Small businesses, particularly those in hospitality and entertainment that will be hit hardest by the virus will receive the most support. A loan guarantee scheme is being set up, business rates for vulnerable firms are being abolished for the first year, and the first 14 days of sick pay will be refunded by the Treasury. The 0.5% interest rate cut, down to 0.25%, will also unlock billions in lending.

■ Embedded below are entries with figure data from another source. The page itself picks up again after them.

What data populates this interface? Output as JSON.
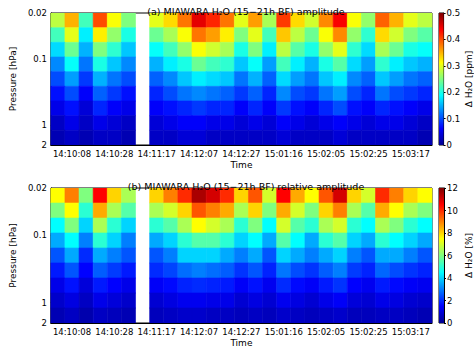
{
  "chart_data": [
    {
      "type": "heatmap",
      "title": "(a) MIAWARA H₂O (15−21h BF) amplitude",
      "x_label": "Time",
      "y_label": "Pressure [hPa]",
      "log": "y",
      "grid": false,
      "categories": [
        null,
        "14:10:08",
        null,
        null,
        "14:10:28",
        null,
        null,
        "14:11:17",
        null,
        null,
        "14:12:07",
        null,
        null,
        "14:12:27",
        null,
        null,
        "15:01:16",
        null,
        null,
        "15:02:05",
        null,
        null,
        "15:02:25",
        null,
        null,
        "15:03:17",
        null
      ],
      "ylim": [
        2,
        0.02
      ],
      "yticks": [
        0.02,
        0.1,
        1,
        2
      ],
      "pressure_edges": [
        0.02,
        0.0334,
        0.0557,
        0.0928,
        0.155,
        0.258,
        0.431,
        0.719,
        1.199,
        2
      ],
      "cells": [
        [
          0.28,
          0.35,
          0.22,
          0.4,
          0.31,
          0.25,
          null,
          0.3,
          0.33,
          0.38,
          0.45,
          0.42,
          0.38,
          0.3,
          0.36,
          0.27,
          0.41,
          0.33,
          0.29,
          0.37,
          0.44,
          0.31,
          0.26,
          0.39,
          0.35,
          0.3,
          0.28
        ],
        [
          0.22,
          0.3,
          0.18,
          0.32,
          0.26,
          0.2,
          null,
          0.24,
          0.27,
          0.31,
          0.38,
          0.36,
          0.32,
          0.25,
          0.3,
          0.22,
          0.34,
          0.28,
          0.24,
          0.31,
          0.37,
          0.26,
          0.21,
          0.33,
          0.29,
          0.25,
          0.23
        ],
        [
          0.17,
          0.24,
          0.15,
          0.25,
          0.21,
          0.16,
          null,
          0.19,
          0.22,
          0.26,
          0.31,
          0.29,
          0.27,
          0.2,
          0.25,
          0.18,
          0.28,
          0.23,
          0.2,
          0.26,
          0.3,
          0.21,
          0.17,
          0.27,
          0.24,
          0.2,
          0.19
        ],
        [
          0.13,
          0.19,
          0.12,
          0.2,
          0.16,
          0.13,
          null,
          0.15,
          0.18,
          0.2,
          0.24,
          0.22,
          0.21,
          0.16,
          0.19,
          0.14,
          0.22,
          0.18,
          0.15,
          0.2,
          0.23,
          0.17,
          0.14,
          0.21,
          0.18,
          0.16,
          0.15
        ],
        [
          0.1,
          0.14,
          0.09,
          0.15,
          0.12,
          0.1,
          null,
          0.11,
          0.13,
          0.16,
          0.18,
          0.17,
          0.16,
          0.12,
          0.15,
          0.11,
          0.17,
          0.14,
          0.12,
          0.16,
          0.18,
          0.13,
          0.11,
          0.16,
          0.14,
          0.12,
          0.11
        ],
        [
          0.07,
          0.1,
          0.06,
          0.11,
          0.09,
          0.07,
          null,
          0.08,
          0.1,
          0.12,
          0.13,
          0.12,
          0.11,
          0.09,
          0.11,
          0.08,
          0.13,
          0.1,
          0.09,
          0.12,
          0.14,
          0.1,
          0.08,
          0.12,
          0.1,
          0.09,
          0.08
        ],
        [
          0.05,
          0.07,
          0.04,
          0.08,
          0.06,
          0.05,
          null,
          0.06,
          0.07,
          0.08,
          0.09,
          0.08,
          0.08,
          0.06,
          0.08,
          0.06,
          0.09,
          0.07,
          0.06,
          0.08,
          0.1,
          0.07,
          0.06,
          0.08,
          0.07,
          0.06,
          0.05
        ],
        [
          0.03,
          0.05,
          0.03,
          0.05,
          0.04,
          0.03,
          null,
          0.04,
          0.05,
          0.06,
          0.06,
          0.05,
          0.05,
          0.04,
          0.05,
          0.04,
          0.06,
          0.05,
          0.04,
          0.05,
          0.06,
          0.05,
          0.04,
          0.05,
          0.05,
          0.04,
          0.03
        ],
        [
          0.02,
          0.03,
          0.02,
          0.03,
          0.03,
          0.02,
          null,
          0.03,
          0.03,
          0.04,
          0.04,
          0.03,
          0.03,
          0.03,
          0.03,
          0.03,
          0.04,
          0.03,
          0.03,
          0.03,
          0.04,
          0.03,
          0.03,
          0.03,
          0.03,
          0.03,
          0.02
        ]
      ],
      "colorbar": {
        "label": "Δ H₂O [ppm]",
        "range": [
          0,
          0.5
        ],
        "ticks": [
          0,
          0.1,
          0.2,
          0.3,
          0.4,
          0.5
        ]
      }
    },
    {
      "type": "heatmap",
      "title": "(b) MIAWARA H₂O (15−21h BF) relative amplitude",
      "x_label": "Time",
      "y_label": "Pressure [hPa]",
      "log": "y",
      "grid": false,
      "categories": [
        null,
        "14:10:08",
        null,
        null,
        "14:10:28",
        null,
        null,
        "14:11:17",
        null,
        null,
        "14:12:07",
        null,
        null,
        "14:12:27",
        null,
        null,
        "15:01:16",
        null,
        null,
        "15:02:05",
        null,
        null,
        "15:02:25",
        null,
        null,
        "15:03:17",
        null
      ],
      "ylim": [
        2,
        0.02
      ],
      "yticks": [
        0.02,
        0.1,
        1,
        2
      ],
      "pressure_edges": [
        0.02,
        0.0334,
        0.0557,
        0.0928,
        0.155,
        0.258,
        0.431,
        0.719,
        1.199,
        2
      ],
      "cells": [
        [
          7.5,
          9.0,
          6.0,
          10.5,
          8.0,
          6.5,
          null,
          8.0,
          9.0,
          10.0,
          11.5,
          11.0,
          10.0,
          8.0,
          9.5,
          7.0,
          10.5,
          8.5,
          7.5,
          9.5,
          11.0,
          8.0,
          7.0,
          10.0,
          9.0,
          8.0,
          7.5
        ],
        [
          6.0,
          7.5,
          5.0,
          8.5,
          6.5,
          5.5,
          null,
          6.5,
          7.0,
          8.0,
          9.5,
          9.0,
          8.5,
          6.5,
          8.0,
          6.0,
          8.5,
          7.0,
          6.0,
          8.0,
          9.0,
          6.5,
          5.5,
          8.5,
          7.5,
          6.5,
          6.0
        ],
        [
          4.5,
          6.0,
          4.0,
          6.5,
          5.0,
          4.0,
          null,
          5.0,
          5.5,
          6.5,
          7.5,
          7.0,
          6.5,
          5.0,
          6.0,
          4.5,
          7.0,
          5.5,
          5.0,
          6.5,
          7.0,
          5.0,
          4.5,
          6.5,
          6.0,
          5.0,
          4.5
        ],
        [
          3.5,
          4.5,
          3.0,
          5.0,
          4.0,
          3.0,
          null,
          3.5,
          4.0,
          5.0,
          5.5,
          5.5,
          5.0,
          4.0,
          4.5,
          3.5,
          5.5,
          4.5,
          3.5,
          5.0,
          5.5,
          4.0,
          3.5,
          5.0,
          4.5,
          4.0,
          3.5
        ],
        [
          2.5,
          3.5,
          2.0,
          3.5,
          3.0,
          2.5,
          null,
          2.5,
          3.0,
          4.0,
          4.0,
          4.0,
          3.5,
          3.0,
          3.5,
          2.5,
          4.0,
          3.5,
          3.0,
          3.5,
          4.0,
          3.0,
          2.5,
          3.5,
          3.5,
          3.0,
          2.5
        ],
        [
          1.8,
          2.5,
          1.5,
          2.6,
          2.2,
          1.8,
          null,
          2.0,
          2.3,
          2.8,
          3.0,
          2.8,
          2.6,
          2.1,
          2.5,
          1.9,
          2.9,
          2.4,
          2.1,
          2.6,
          3.0,
          2.2,
          1.9,
          2.7,
          2.4,
          2.1,
          1.9
        ],
        [
          1.2,
          1.7,
          1.0,
          1.8,
          1.5,
          1.2,
          null,
          1.4,
          1.6,
          1.9,
          2.0,
          1.9,
          1.8,
          1.4,
          1.7,
          1.3,
          2.0,
          1.6,
          1.4,
          1.8,
          2.1,
          1.5,
          1.3,
          1.8,
          1.6,
          1.4,
          1.3
        ],
        [
          0.8,
          1.1,
          0.7,
          1.2,
          1.0,
          0.8,
          null,
          0.9,
          1.1,
          1.3,
          1.3,
          1.2,
          1.2,
          0.9,
          1.1,
          0.9,
          1.3,
          1.1,
          0.9,
          1.2,
          1.4,
          1.0,
          0.9,
          1.2,
          1.1,
          0.9,
          0.8
        ],
        [
          0.5,
          0.7,
          0.4,
          0.7,
          0.6,
          0.5,
          null,
          0.6,
          0.7,
          0.8,
          0.8,
          0.7,
          0.7,
          0.6,
          0.7,
          0.6,
          0.8,
          0.7,
          0.6,
          0.7,
          0.8,
          0.6,
          0.6,
          0.7,
          0.7,
          0.6,
          0.5
        ]
      ],
      "colorbar": {
        "label": "Δ H₂O [%]",
        "range": [
          0,
          12
        ],
        "ticks": [
          0,
          2,
          4,
          6,
          8,
          10,
          12
        ]
      }
    }
  ]
}
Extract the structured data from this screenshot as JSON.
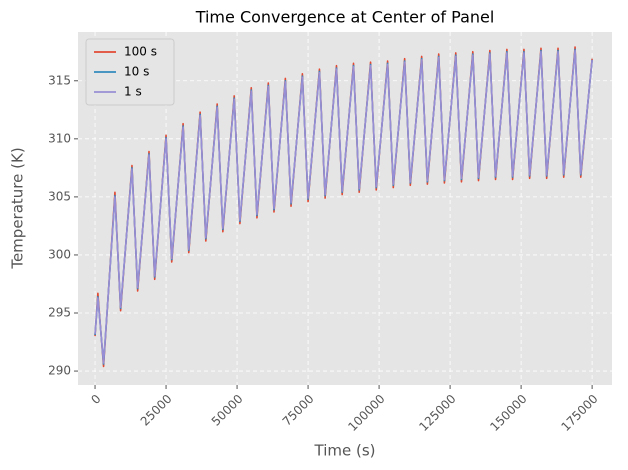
{
  "chart_data": {
    "type": "line",
    "title": "Time Convergence at Center of Panel",
    "x_label": "Time (s)",
    "y_label": "Temperature (K)",
    "x": [
      0,
      1000,
      3000,
      7000,
      9000,
      13000,
      15000,
      19000,
      21000,
      25000,
      27000,
      31000,
      33000,
      37000,
      39000,
      43000,
      45000,
      49000,
      51000,
      55000,
      57000,
      61000,
      63000,
      67000,
      69000,
      73000,
      75000,
      79000,
      81000,
      85000,
      87000,
      91000,
      93000,
      97000,
      99000,
      103000,
      105000,
      109000,
      111000,
      115000,
      117000,
      121000,
      123000,
      127000,
      129000,
      133000,
      135000,
      139000,
      141000,
      145000,
      147000,
      151000,
      153000,
      157000,
      159000,
      163000,
      165000,
      169000,
      171000,
      175000
    ],
    "series": [
      {
        "name": "100 s",
        "color": "#E24A33",
        "values": [
          293.0,
          296.7,
          290.4,
          305.4,
          295.2,
          307.7,
          296.9,
          308.9,
          297.9,
          310.3,
          299.4,
          311.3,
          300.2,
          312.3,
          301.2,
          313.0,
          302.0,
          313.7,
          302.7,
          314.4,
          303.2,
          314.8,
          303.7,
          315.2,
          304.2,
          315.6,
          304.6,
          316.0,
          304.9,
          316.3,
          305.2,
          316.5,
          305.4,
          316.6,
          305.6,
          316.7,
          305.8,
          316.9,
          306.0,
          317.1,
          306.1,
          317.3,
          306.2,
          317.4,
          306.3,
          317.5,
          306.4,
          317.6,
          306.5,
          317.7,
          306.5,
          317.7,
          306.6,
          317.8,
          306.6,
          317.8,
          306.7,
          317.9,
          306.7,
          316.9
        ]
      },
      {
        "name": "10 s",
        "color": "#348ABD",
        "values": [
          293.1,
          296.4,
          290.6,
          305.1,
          295.4,
          307.5,
          297.1,
          308.7,
          298.1,
          310.1,
          299.6,
          311.1,
          300.4,
          312.1,
          301.4,
          312.8,
          302.2,
          313.5,
          302.9,
          314.2,
          303.4,
          314.6,
          303.9,
          315.0,
          304.4,
          315.4,
          304.8,
          315.8,
          305.1,
          316.1,
          305.4,
          316.3,
          305.6,
          316.4,
          305.8,
          316.5,
          306.0,
          316.7,
          306.2,
          316.9,
          306.3,
          317.1,
          306.4,
          317.2,
          306.5,
          317.3,
          306.6,
          317.4,
          306.7,
          317.5,
          306.7,
          317.5,
          306.8,
          317.6,
          306.8,
          317.6,
          306.9,
          317.7,
          306.9,
          316.8
        ]
      },
      {
        "name": "1 s",
        "color": "#988ED5",
        "values": [
          293.2,
          296.3,
          290.7,
          305.0,
          295.5,
          307.4,
          297.2,
          308.6,
          298.2,
          310.0,
          299.7,
          311.0,
          300.5,
          312.0,
          301.5,
          312.7,
          302.3,
          313.4,
          303.0,
          314.1,
          303.5,
          314.5,
          304.0,
          314.9,
          304.5,
          315.3,
          304.9,
          315.7,
          305.2,
          316.0,
          305.5,
          316.2,
          305.7,
          316.3,
          305.9,
          316.4,
          306.1,
          316.6,
          306.3,
          316.8,
          306.4,
          317.0,
          306.5,
          317.1,
          306.6,
          317.2,
          306.7,
          317.3,
          306.8,
          317.4,
          306.8,
          317.4,
          306.9,
          317.5,
          306.9,
          317.5,
          307.0,
          317.6,
          307.0,
          316.8
        ]
      }
    ],
    "xlim": [
      -6000,
      182000
    ],
    "xticks": [
      0,
      25000,
      50000,
      75000,
      100000,
      125000,
      150000,
      175000
    ],
    "ylim": [
      288.8,
      319.2
    ],
    "yticks": [
      290,
      295,
      300,
      305,
      310,
      315
    ],
    "grid": true,
    "legend": "upper left"
  }
}
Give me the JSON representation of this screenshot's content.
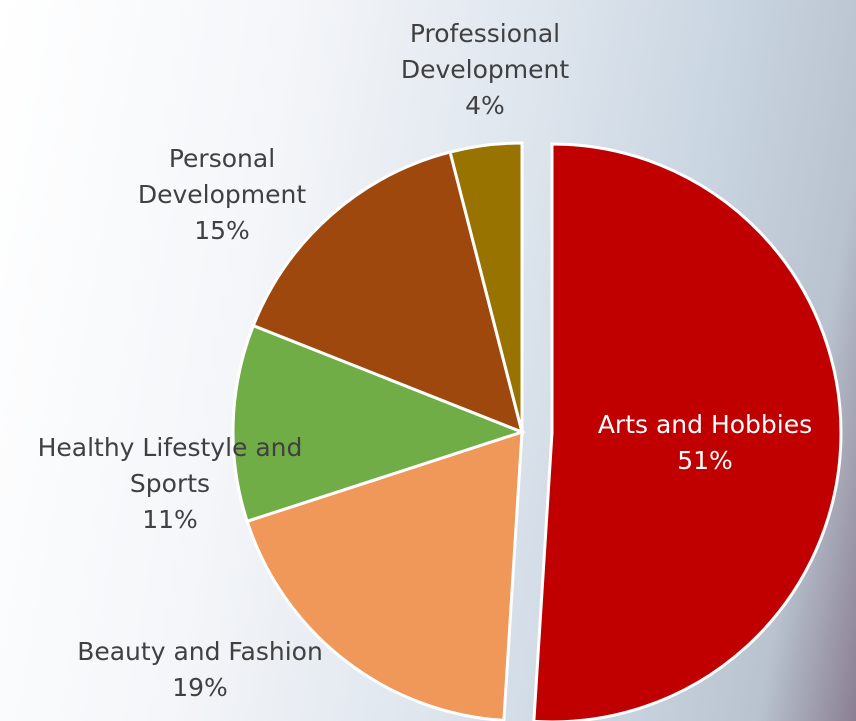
{
  "chart_data": {
    "type": "pie",
    "categories": [
      "Arts and Hobbies",
      "Beauty and Fashion",
      "Healthy Lifestyle and Sports",
      "Personal Development",
      "Professional Development"
    ],
    "values": [
      51,
      19,
      11,
      15,
      4
    ],
    "value_labels": [
      "51%",
      "19%",
      "11%",
      "15%",
      "4%"
    ],
    "colors": [
      "#c00000",
      "#f0975a",
      "#70ad47",
      "#9e480e",
      "#997300"
    ]
  }
}
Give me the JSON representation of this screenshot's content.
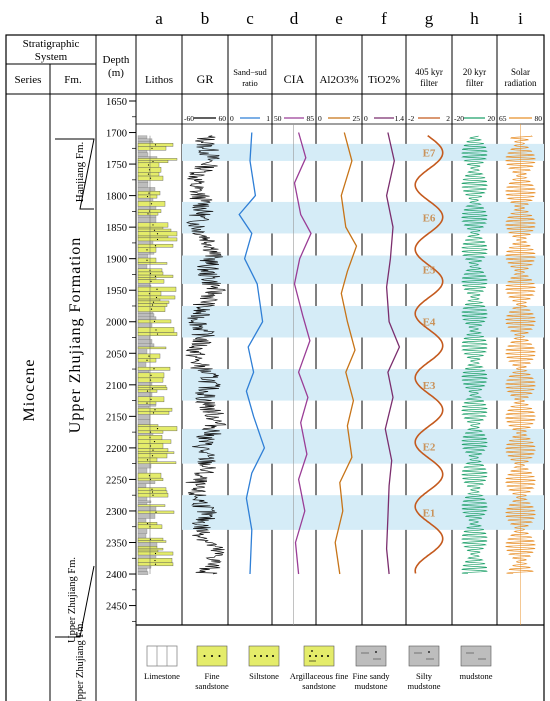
{
  "panel_letters": [
    "a",
    "b",
    "c",
    "d",
    "e",
    "f",
    "g",
    "h",
    "i"
  ],
  "header": {
    "strat_system": [
      "Stratigraphic",
      "System"
    ],
    "series": "Series",
    "fm": "Fm.",
    "depth": [
      "Depth",
      "(m)"
    ],
    "lithos": "Lithos",
    "gr": "GR",
    "sand_mud": [
      "Sand−sud",
      "ratio"
    ],
    "cia": "CIA",
    "al2o3": "Al2O3%",
    "tio2": "TiO2%",
    "filter405": [
      "405 kyr",
      "filter"
    ],
    "filter20": [
      "20 kyr",
      "filter"
    ],
    "solar": [
      "Solar",
      "radiation"
    ]
  },
  "scales": {
    "gr": [
      "-60",
      "60"
    ],
    "sand": [
      "0",
      "1"
    ],
    "cia": [
      "50",
      "85"
    ],
    "al2o3": [
      "0",
      "25"
    ],
    "tio2": [
      "0",
      "1.4"
    ],
    "f405": [
      "-2",
      "2"
    ],
    "f20": [
      "-20",
      "20"
    ],
    "solar": [
      "65",
      "80"
    ]
  },
  "colors": {
    "band": "#d5ecf7",
    "sand": "#2f7fd6",
    "cia": "#9a3d96",
    "al2o3": "#c77418",
    "tio2": "#7b2e6e",
    "f405": "#c45a1e",
    "f20": "#1fa16a",
    "solar": "#e8902a",
    "sandstone": "#e4ec6a",
    "litho_gray": "#bdbdbd",
    "e_label": "#c9925a"
  },
  "strat": {
    "series_name": "Miocene",
    "formation_name": "Upper Zhujiang Formation",
    "member_top": "Hanjiang Fm.",
    "member_lower": "Upper Zhujiang Fm.",
    "member_bottom": "Upper Zhujiang Fm."
  },
  "depth_ticks": [
    "1650",
    "1700",
    "1750",
    "1800",
    "1850",
    "1900",
    "1950",
    "2000",
    "2050",
    "2100",
    "2150",
    "2200",
    "2250",
    "2300",
    "2350",
    "2400",
    "2450"
  ],
  "depth_values": [
    1650,
    1700,
    1750,
    1800,
    1850,
    1900,
    1950,
    2000,
    2050,
    2100,
    2150,
    2200,
    2250,
    2300,
    2350,
    2400,
    2450
  ],
  "cycles": [
    {
      "label": "E7",
      "top": 1718,
      "bottom": 1745
    },
    {
      "label": "E6",
      "top": 1810,
      "bottom": 1860
    },
    {
      "label": "E5",
      "top": 1895,
      "bottom": 1940
    },
    {
      "label": "E4",
      "top": 1975,
      "bottom": 2025
    },
    {
      "label": "E3",
      "top": 2075,
      "bottom": 2125
    },
    {
      "label": "E2",
      "top": 2170,
      "bottom": 2225
    },
    {
      "label": "E1",
      "top": 2275,
      "bottom": 2330
    }
  ],
  "legend": [
    {
      "label": "Limestone",
      "type": "limestone"
    },
    {
      "label": "Fine sandstone",
      "type": "finesand"
    },
    {
      "label": "Siltstone",
      "type": "siltstone"
    },
    {
      "label": "Argillaceous fine sandstone",
      "type": "argsand"
    },
    {
      "label": "Fine sandy mudstone",
      "type": "sandymud"
    },
    {
      "label": "Silty mudstone",
      "type": "siltymud"
    },
    {
      "label": "mudstone",
      "type": "mudstone"
    }
  ],
  "chart_data": {
    "type": "line",
    "depth_range": [
      1650,
      2400
    ],
    "series": [
      {
        "name": "Sand−sud ratio",
        "range": [
          0,
          1
        ],
        "points": [
          [
            1700,
            0.55
          ],
          [
            1745,
            0.5
          ],
          [
            1800,
            0.65
          ],
          [
            1830,
            0.2
          ],
          [
            1860,
            0.55
          ],
          [
            1900,
            0.35
          ],
          [
            1940,
            0.7
          ],
          [
            2000,
            0.85
          ],
          [
            2040,
            0.45
          ],
          [
            2080,
            0.6
          ],
          [
            2110,
            0.4
          ],
          [
            2150,
            0.6
          ],
          [
            2200,
            0.9
          ],
          [
            2240,
            0.55
          ],
          [
            2280,
            0.4
          ],
          [
            2330,
            0.55
          ],
          [
            2400,
            0.5
          ]
        ]
      },
      {
        "name": "CIA",
        "range": [
          50,
          85
        ],
        "points": [
          [
            1700,
            72
          ],
          [
            1740,
            79
          ],
          [
            1780,
            68
          ],
          [
            1830,
            74
          ],
          [
            1860,
            84
          ],
          [
            1900,
            73
          ],
          [
            1940,
            68
          ],
          [
            1990,
            76
          ],
          [
            2030,
            83
          ],
          [
            2080,
            72
          ],
          [
            2120,
            81
          ],
          [
            2160,
            74
          ],
          [
            2210,
            80
          ],
          [
            2250,
            72
          ],
          [
            2300,
            78
          ],
          [
            2350,
            69
          ],
          [
            2400,
            72
          ]
        ]
      },
      {
        "name": "Al2O3%",
        "range": [
          0,
          25
        ],
        "points": [
          [
            1700,
            16
          ],
          [
            1745,
            21
          ],
          [
            1800,
            14
          ],
          [
            1850,
            17
          ],
          [
            1880,
            24
          ],
          [
            1920,
            18
          ],
          [
            1955,
            14
          ],
          [
            2000,
            18
          ],
          [
            2045,
            23
          ],
          [
            2080,
            17
          ],
          [
            2125,
            22
          ],
          [
            2165,
            18
          ],
          [
            2215,
            21
          ],
          [
            2255,
            13
          ],
          [
            2300,
            15
          ],
          [
            2350,
            10
          ],
          [
            2400,
            13
          ]
        ]
      },
      {
        "name": "TiO2%",
        "range": [
          0,
          1.4
        ],
        "points": [
          [
            1700,
            0.85
          ],
          [
            1745,
            1.1
          ],
          [
            1800,
            0.8
          ],
          [
            1850,
            1.05
          ],
          [
            1900,
            0.95
          ],
          [
            1945,
            0.8
          ],
          [
            2000,
            0.9
          ],
          [
            2040,
            1.3
          ],
          [
            2080,
            0.85
          ],
          [
            2120,
            1.05
          ],
          [
            2170,
            0.75
          ],
          [
            2220,
            1.0
          ],
          [
            2260,
            0.9
          ],
          [
            2310,
            0.85
          ],
          [
            2360,
            0.8
          ],
          [
            2400,
            0.9
          ]
        ]
      },
      {
        "name": "405 kyr filter",
        "range": [
          -2,
          2
        ],
        "period": 102,
        "phase_depth": 1732,
        "amplitude": 1.45
      },
      {
        "name": "20 kyr filter",
        "range": [
          -20,
          20
        ],
        "wavelength": 6,
        "amplitude": 9
      },
      {
        "name": "Solar radiation",
        "range": [
          65,
          80
        ],
        "wavelength": 6,
        "amplitude": 6
      }
    ]
  }
}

“Sunak’s instant £30bn fiscal package and copious support measures for business to fight the coronavirus are worth 1.5pc of GDP – front-loaded and highly-concentrated – and amount to the most radical move taken so far in any western country,” wrote the Telegraph’s international business editor, Ambrose Evans Pritchard (see tweet above).

Remarkable to the think, these are the radical measures Brexit was expected to provoke. Instead, it took a global epidemic that will bring the global economy, particularly continental Europe, into recession.

Correction, pandemic, Covid-19 was redesignated by the WHO yesterday.

Trump issues brave ban, EU floundering

It’s no accident that the EU is flagging while others are acting, particularly the United States.

While the death rate in Italy tragically soars, the EU has proved itself completely incapable of coordinating any kind of response even though it’s a common travel area.

Meanwhile, President Trump has issued a swift ban on travel from continental Europe – the UK and Ireland are exempt. Naturally, a few exceptions apply: US citizens, family members and travelers holding residency permits. The restriction will initially apply for 30 days.

That’s how you do it.

Back home, the government’s practical response, budget-excepted, has been heavily criticized. Only today will health secretary Matt Hancock announce the delay phase is over, we are now entering Italy-style containment.

Nevertheless, the EU is a complete disaster by comparison. The Eurozone’s spending restrictions, designed to stop Greek-style overspending and debt crises are now going to cause real harm as EU capitals are blocked from rescuing business that under normal circumstances wouldn’t be in any danger.

Even Germany, which has billions in spare cash it can spend freely is showing no willingness to support its economy – which was struggling even before coronavirus.

As for coordination, Italy’s ambassador to the EU wrote a furious piece in Politico yesterday, slamming the EU for not offering help. China has provided aid, other EU states have not. Germany has even refused to sell anti-virus masks and medical equipment.

This blog would never lambast a national government for putting its own people first, but the whole European project is dependent on solidarity between EU nations, even though they rarely share the same language, social norms, economic model or even vision of democracy.  

All we’ve heard from Brussels is the ridiculous claim from European Commission president Ursula von der Leyen that “member states are asking for more Europe”. They certainly aren’t.

Will this pandemic finally expose the critical flaw in European integration? The unarguable truth is the nation comes first, blocking any prospect of workable political union.  

Immigration numbers set to tumble

According to official forecasts published yesterday, Boris Johnson’s points-based immigration system will cut the numbers arriving in the UK by almost half in five years. The Government’s independent spending watchdog, the Office for Budget Responsibility predicted the new system will reduce net immigration to the UK to 129,000 by 2025.

“Successful implementation of the new regime by the January deadline looks challenging,” Said the OBR.